—
Поговорим о Шостаковиче. Многие считают тебя его последователем. Геннадий Рождественский говорил мне о том, что для
него твоя музыка является
прямым продолжением шостаковичской нити, шостаковичской духовной традиции, заполнением той пропасти, которая открылась в русской культуре с физической смертью Шостаковича. Действительно, атмосфера на твоих концертах очень во многом напоминает обстановку шостаковичских премьер шестидесятых—семидесятых годов, с их «наэлектризованным», едва уловимым магическим подтекстом. Считаешь ли ты сам себя его последователем?

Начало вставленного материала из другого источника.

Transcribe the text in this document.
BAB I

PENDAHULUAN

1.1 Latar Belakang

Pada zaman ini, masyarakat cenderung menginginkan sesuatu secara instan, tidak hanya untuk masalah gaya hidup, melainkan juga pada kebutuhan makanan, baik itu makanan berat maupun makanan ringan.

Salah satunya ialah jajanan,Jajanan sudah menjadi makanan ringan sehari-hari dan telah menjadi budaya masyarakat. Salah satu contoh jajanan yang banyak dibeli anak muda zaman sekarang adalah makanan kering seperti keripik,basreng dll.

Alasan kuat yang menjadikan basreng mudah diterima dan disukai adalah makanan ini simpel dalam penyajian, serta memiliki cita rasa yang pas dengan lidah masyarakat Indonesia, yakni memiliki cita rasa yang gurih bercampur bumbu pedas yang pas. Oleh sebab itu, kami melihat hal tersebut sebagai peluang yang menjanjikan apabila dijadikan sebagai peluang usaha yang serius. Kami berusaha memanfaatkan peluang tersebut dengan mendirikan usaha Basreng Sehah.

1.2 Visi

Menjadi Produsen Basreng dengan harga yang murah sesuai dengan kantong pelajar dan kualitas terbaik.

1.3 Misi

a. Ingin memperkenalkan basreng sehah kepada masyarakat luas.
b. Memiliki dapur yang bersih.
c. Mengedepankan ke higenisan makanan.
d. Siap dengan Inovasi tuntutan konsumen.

А. Ш. Безусловно, я — независимо от своего желания — этим последователем являюсь. Но я не являюсь его
сознательным последователем (как, например, Борис Тищенко).
—
То есть ты считаешь, что это неизбежно —
быть последователем Шостаковича?
А. Ш. Ну, возьмем феномен его формы — первое, что приходит в голову. Долгие развития, длинные кульминации — все это присутствует у меня не потому, что я
подражаю Шостаковичу, но потому, что я вырос в среде, в атмосфере, связанной с его музыкой. И даже не вдаваясь в окончательную ценность этой среды — у меня не было выбора, когда я складывался!
—
Но потом ведь выбор появился — Стравинский, нововенцы...
А. Ш. Да, но
то как бы осталось. И через Шостаковича я пришел к Малеру.
В свое время сильнейшее впечатление на меня произвел и Первый скрипичный концерт, и Десятая симфония. Все мои скрипичные концерты, включая Четвертый, написаны под воздействием концерта Шостаковича. Особенно Первый, который создан как раз в те годы. Вспоминаю, как критиковали Десятую симфонию. Только Андрей Волконский (тогда еще студент) выступил «за». Лишь позже, после Одиннадцатой симфонии, Шостакович мог беспрепятственно делать то, что хотел.